When do things really mean what we think they mean? Would you believe me if I told you you were going to gaol tomorrow? What if a judge told you that in court?
I personally don’t think meaning is fixed, but rather, it is changeable, subject to context as well as to the individual’s model of the world and incoming information. So the meaning we make of things is constantly shifting, unless we fixate on a rigidly held belief about the topic or context.
If you think this is a useful distinction to be aware of, read on.
Reframing is changing the frame or the description of a situation, usually to make it more acceptable or functional. Reframing changes the concept so that the situation takes on a new meaning or takes place in a different context. It is about how to make sense of things.

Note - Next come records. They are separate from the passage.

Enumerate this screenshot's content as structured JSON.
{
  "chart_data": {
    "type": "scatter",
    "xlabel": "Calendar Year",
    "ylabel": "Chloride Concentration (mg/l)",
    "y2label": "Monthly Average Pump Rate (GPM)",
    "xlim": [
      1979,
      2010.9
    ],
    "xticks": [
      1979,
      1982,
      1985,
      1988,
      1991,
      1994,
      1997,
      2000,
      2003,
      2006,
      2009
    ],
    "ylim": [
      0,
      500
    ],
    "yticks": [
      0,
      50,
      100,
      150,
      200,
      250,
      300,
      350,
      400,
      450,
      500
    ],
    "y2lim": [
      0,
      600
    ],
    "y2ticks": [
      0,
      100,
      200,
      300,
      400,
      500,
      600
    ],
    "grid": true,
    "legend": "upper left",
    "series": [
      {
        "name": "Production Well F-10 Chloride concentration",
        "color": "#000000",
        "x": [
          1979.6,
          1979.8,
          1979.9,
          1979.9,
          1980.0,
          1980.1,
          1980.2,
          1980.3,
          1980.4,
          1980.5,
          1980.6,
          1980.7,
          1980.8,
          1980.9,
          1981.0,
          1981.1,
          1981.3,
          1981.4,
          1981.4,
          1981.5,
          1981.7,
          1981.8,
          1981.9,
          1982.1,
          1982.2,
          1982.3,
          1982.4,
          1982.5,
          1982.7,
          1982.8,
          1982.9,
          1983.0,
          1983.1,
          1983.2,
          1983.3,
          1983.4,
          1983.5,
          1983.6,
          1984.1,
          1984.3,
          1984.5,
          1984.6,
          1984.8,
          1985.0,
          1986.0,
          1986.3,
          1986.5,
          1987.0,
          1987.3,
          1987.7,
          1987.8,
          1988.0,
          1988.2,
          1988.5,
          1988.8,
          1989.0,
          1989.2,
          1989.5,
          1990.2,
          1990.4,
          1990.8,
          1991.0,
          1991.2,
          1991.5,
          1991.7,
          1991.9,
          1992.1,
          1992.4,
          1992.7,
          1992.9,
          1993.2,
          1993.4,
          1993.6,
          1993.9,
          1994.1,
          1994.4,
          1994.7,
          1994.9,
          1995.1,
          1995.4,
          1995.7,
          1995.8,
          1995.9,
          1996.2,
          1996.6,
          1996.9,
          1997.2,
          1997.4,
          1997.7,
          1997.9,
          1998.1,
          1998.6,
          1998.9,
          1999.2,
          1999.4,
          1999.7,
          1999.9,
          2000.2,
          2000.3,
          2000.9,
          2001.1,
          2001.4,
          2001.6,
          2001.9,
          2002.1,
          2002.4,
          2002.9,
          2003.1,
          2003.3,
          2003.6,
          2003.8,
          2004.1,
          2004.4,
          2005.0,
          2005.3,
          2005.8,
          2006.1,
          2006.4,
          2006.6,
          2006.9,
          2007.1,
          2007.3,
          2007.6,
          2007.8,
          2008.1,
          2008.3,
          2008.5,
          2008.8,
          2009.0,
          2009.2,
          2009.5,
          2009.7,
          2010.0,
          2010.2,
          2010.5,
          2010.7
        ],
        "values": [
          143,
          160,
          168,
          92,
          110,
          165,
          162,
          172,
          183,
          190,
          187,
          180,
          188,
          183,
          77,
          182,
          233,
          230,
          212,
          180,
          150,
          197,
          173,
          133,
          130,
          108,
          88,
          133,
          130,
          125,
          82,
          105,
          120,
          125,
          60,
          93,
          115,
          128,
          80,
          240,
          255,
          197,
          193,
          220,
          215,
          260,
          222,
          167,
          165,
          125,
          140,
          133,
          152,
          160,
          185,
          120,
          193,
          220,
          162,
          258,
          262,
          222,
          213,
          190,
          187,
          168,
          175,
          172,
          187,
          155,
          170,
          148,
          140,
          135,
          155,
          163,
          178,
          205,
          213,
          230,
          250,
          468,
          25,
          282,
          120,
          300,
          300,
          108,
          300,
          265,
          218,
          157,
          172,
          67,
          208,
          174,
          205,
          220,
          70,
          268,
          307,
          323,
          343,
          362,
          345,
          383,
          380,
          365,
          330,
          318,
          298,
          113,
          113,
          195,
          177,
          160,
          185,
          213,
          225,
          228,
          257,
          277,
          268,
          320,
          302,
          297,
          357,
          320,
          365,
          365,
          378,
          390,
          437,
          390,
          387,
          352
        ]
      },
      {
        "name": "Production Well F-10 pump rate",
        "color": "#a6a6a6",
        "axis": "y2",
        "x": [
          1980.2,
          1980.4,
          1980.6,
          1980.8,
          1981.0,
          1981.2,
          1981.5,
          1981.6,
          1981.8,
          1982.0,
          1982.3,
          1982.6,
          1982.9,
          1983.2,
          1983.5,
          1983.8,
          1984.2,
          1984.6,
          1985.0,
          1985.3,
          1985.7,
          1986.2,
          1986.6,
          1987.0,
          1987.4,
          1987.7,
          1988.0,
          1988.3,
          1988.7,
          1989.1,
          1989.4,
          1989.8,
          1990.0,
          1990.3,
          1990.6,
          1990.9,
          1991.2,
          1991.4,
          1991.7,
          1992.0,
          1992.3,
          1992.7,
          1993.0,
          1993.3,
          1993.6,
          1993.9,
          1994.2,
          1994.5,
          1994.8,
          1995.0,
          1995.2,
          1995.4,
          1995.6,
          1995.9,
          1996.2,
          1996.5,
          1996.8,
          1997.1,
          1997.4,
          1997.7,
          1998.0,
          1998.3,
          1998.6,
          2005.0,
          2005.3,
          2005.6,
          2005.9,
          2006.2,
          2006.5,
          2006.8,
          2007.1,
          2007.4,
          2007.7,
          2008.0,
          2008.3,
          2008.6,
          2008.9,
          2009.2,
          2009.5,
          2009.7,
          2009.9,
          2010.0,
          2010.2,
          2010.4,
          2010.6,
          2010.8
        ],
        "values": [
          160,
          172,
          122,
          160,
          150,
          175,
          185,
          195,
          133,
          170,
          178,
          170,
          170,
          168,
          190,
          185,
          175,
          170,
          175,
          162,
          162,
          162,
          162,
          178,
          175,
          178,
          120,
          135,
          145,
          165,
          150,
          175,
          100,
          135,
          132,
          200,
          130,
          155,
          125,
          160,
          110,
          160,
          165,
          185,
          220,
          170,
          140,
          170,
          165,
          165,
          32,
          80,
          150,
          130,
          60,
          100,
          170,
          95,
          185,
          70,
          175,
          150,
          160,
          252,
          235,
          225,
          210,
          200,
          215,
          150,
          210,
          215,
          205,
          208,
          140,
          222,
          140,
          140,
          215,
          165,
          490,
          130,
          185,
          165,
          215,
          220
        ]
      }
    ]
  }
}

You can start to think about times when you’ve used reframing yourself or when someone else used it in a situation in which you were involved.
But how do you use it?
You can reframe a situation by changing the context or the meaning of it.
A meaning reframe means you can change the response to an experience by changing what the experience means to you or those involved. For instance, people who go to gaol are usually regarded as bad examples for the community. Or wait a minute, how about people like Nelson Mandela? He went to gaol, does that mean he’s a bad example for the community? Probably the complete opposite. Here was an exceptional man who was imprisoned for promoting a fair cause and living up to his values.

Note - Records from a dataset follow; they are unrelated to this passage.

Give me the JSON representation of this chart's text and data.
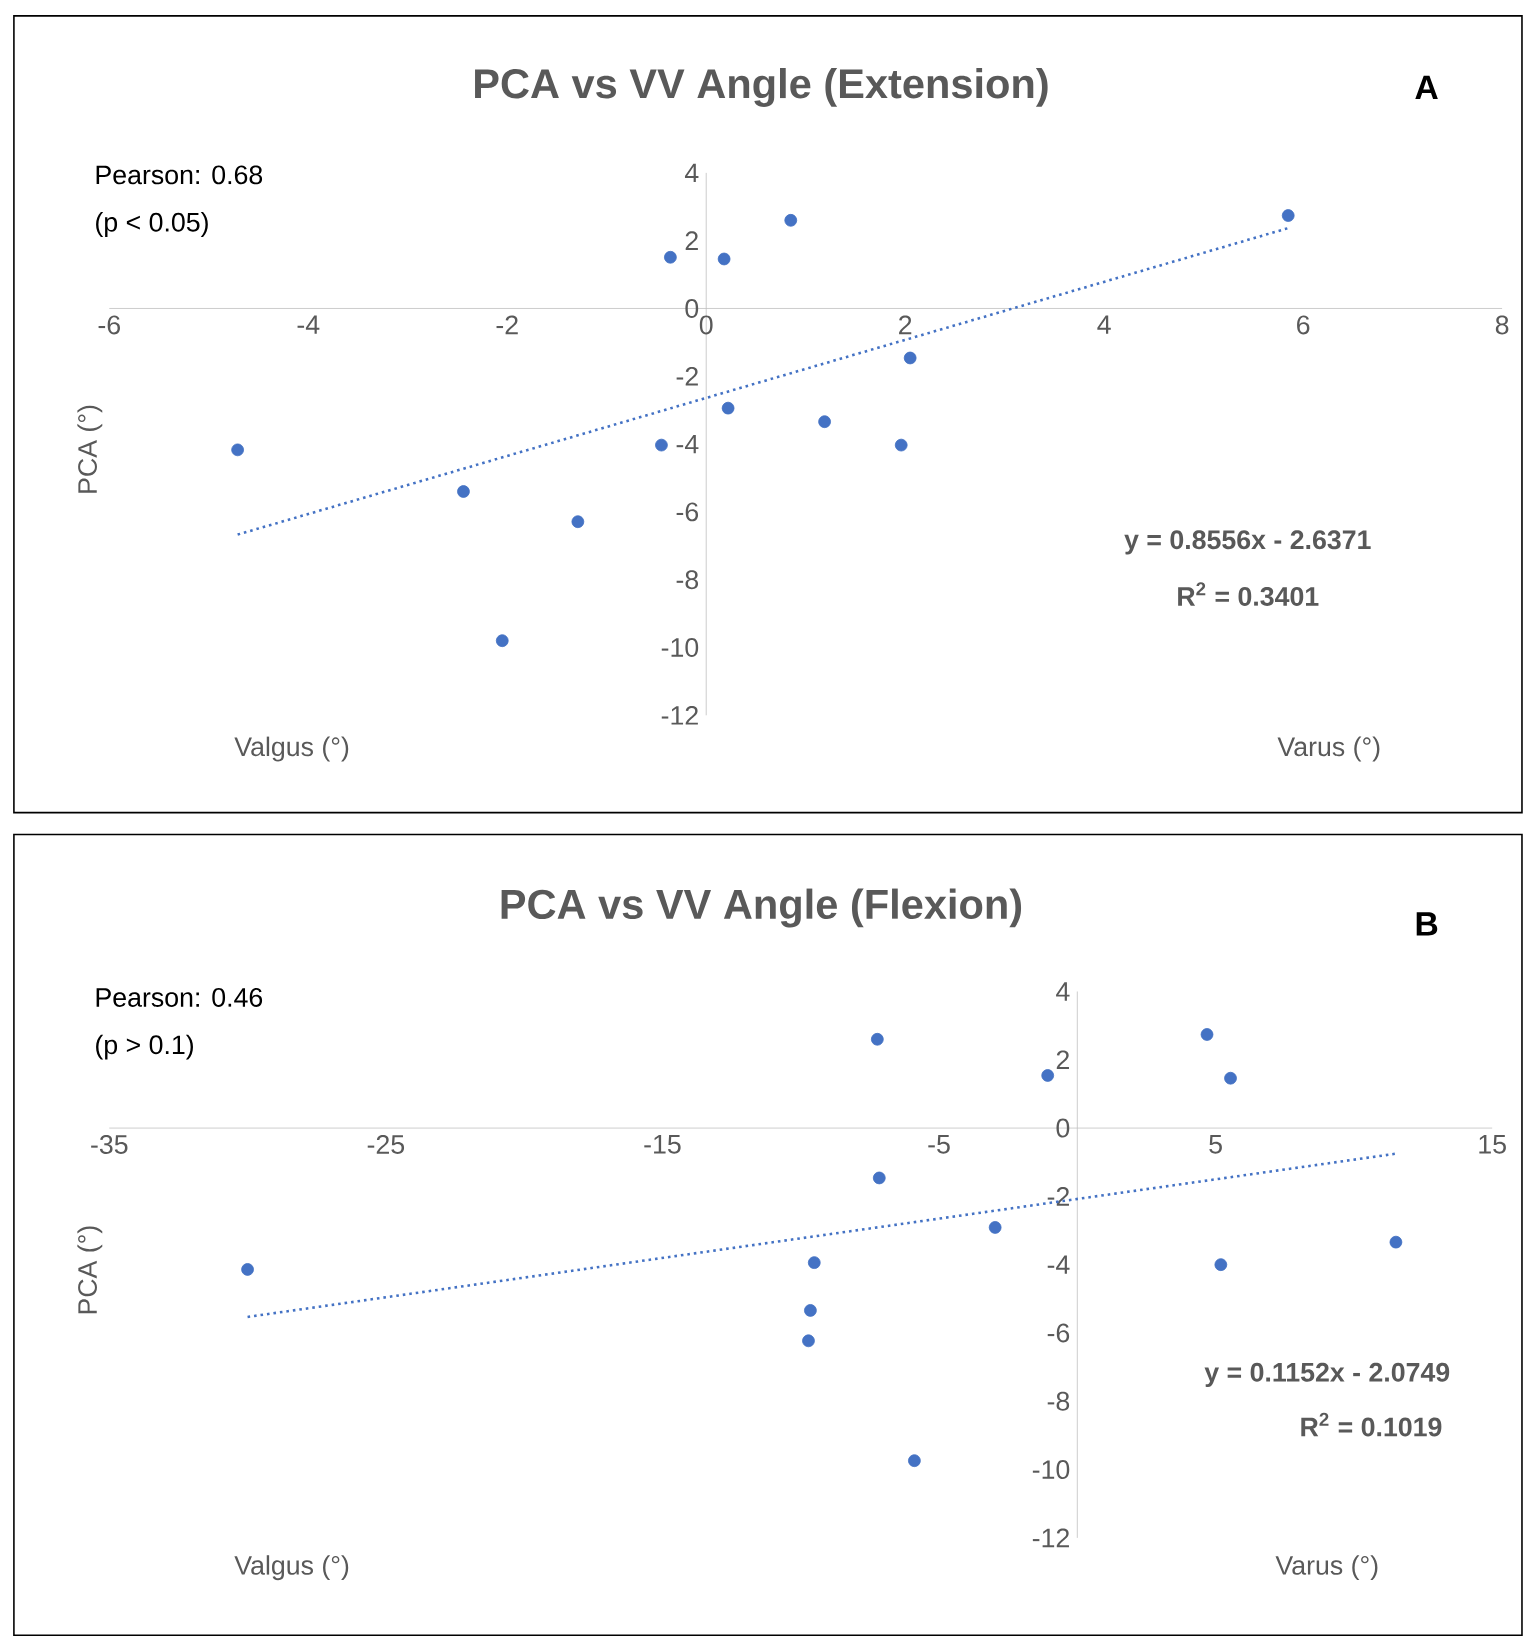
{
  "chart_data": [
    {
      "type": "scatter",
      "title": "PCA vs VV Angle (Extension)",
      "ylabel": "PCA (°)",
      "annotations": [
        "Pearson: 0.68",
        "(p < 0.05)",
        "y = 0.8556x - 2.6371",
        "R$^{2}$ = 0.3401",
        "Valgus (°)",
        "Varus (°)",
        "A"
      ],
      "xlim": [
        -6,
        8
      ],
      "ylim": [
        -12,
        4
      ],
      "xticks": [
        -6,
        -4,
        -2,
        0,
        2,
        4,
        6,
        8
      ],
      "yticks": [
        -12,
        -10,
        -8,
        -6,
        -4,
        -2,
        0,
        2,
        4
      ],
      "series": [
        {
          "marker": "circle",
          "color": "#4472c4",
          "x": [
            -0.36,
            0.18,
            0.85,
            5.85,
            2.05,
            0.22,
            1.19,
            1.96,
            -0.45,
            -4.71,
            -2.44,
            -1.29,
            -2.05
          ],
          "values": [
            1.51,
            1.46,
            2.6,
            2.74,
            -1.46,
            -2.94,
            -3.34,
            -4.03,
            -4.03,
            -4.17,
            -5.4,
            -6.29,
            -9.8
          ]
        },
        {
          "type": "line",
          "marker": "none",
          "line_style": "dotted",
          "color": "#4472c4",
          "x": [
            -4.71,
            5.85
          ],
          "values": [
            -6.67,
            2.37
          ]
        }
      ]
    },
    {
      "type": "scatter",
      "title": "PCA vs VV Angle (Flexion)",
      "ylabel": "PCA (°)",
      "annotations": [
        "Pearson: 0.46",
        "(p > 0.1)",
        "y = 0.1152x - 2.0749",
        "R$^{2}$ = 0.1019",
        "Valgus (°)",
        "Varus (°)",
        "B"
      ],
      "xlim": [
        -35,
        15
      ],
      "ylim": [
        -12,
        4
      ],
      "xticks": [
        -35,
        -25,
        -15,
        -5,
        5,
        15
      ],
      "yticks": [
        -12,
        -10,
        -8,
        -6,
        -4,
        -2,
        0,
        2,
        4
      ],
      "series": [
        {
          "marker": "circle",
          "color": "#4472c4",
          "x": [
            -7.23,
            -1.07,
            4.69,
            5.54,
            -7.16,
            -2.97,
            11.52,
            5.19,
            -30.0,
            -9.51,
            -9.65,
            -9.72,
            -5.89
          ],
          "values": [
            2.6,
            1.54,
            2.74,
            1.46,
            -1.46,
            -2.91,
            -3.34,
            -4.0,
            -4.14,
            -3.94,
            -5.34,
            -6.23,
            -9.74
          ]
        },
        {
          "type": "line",
          "marker": "none",
          "line_style": "dotted",
          "color": "#4472c4",
          "x": [
            -30.0,
            11.52
          ],
          "values": [
            -5.53,
            -0.75
          ]
        }
      ]
    }
  ]
}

Can you start to see how this works?
Now, leaving the behaviour the same and placing it in a different context is an example of a context reframe.
If someone takes off all their clothes in a public place in broad daylight, they will probably be arrested and certainly attract news media attention. That person has crossed the boundary of most cultural norms, and their behaviour is “noticeable.” Yet every night, in the privacy of their homes, most people take off all their clothes when they get ready for bed, and no one raises an eyebrow.
Exceptionally effective leaders know about these principles and use them consistently, not only to influence others but also to influence their own behaviour.
The best way to understand this pattern is by using it, so go out there and take your next step towards Exceptional Effectiveness. I’d like to invite you to change the meaning of at least two things you don’t like doing right now. It can be something like washing up or doing your laundry; what’s important is that you try it now.
Start small at first and see it for yourself. It will change your life, just like it changed mine.
Remember, this is practical advice, not just another theory, so do go out and try it, and let me know how you went.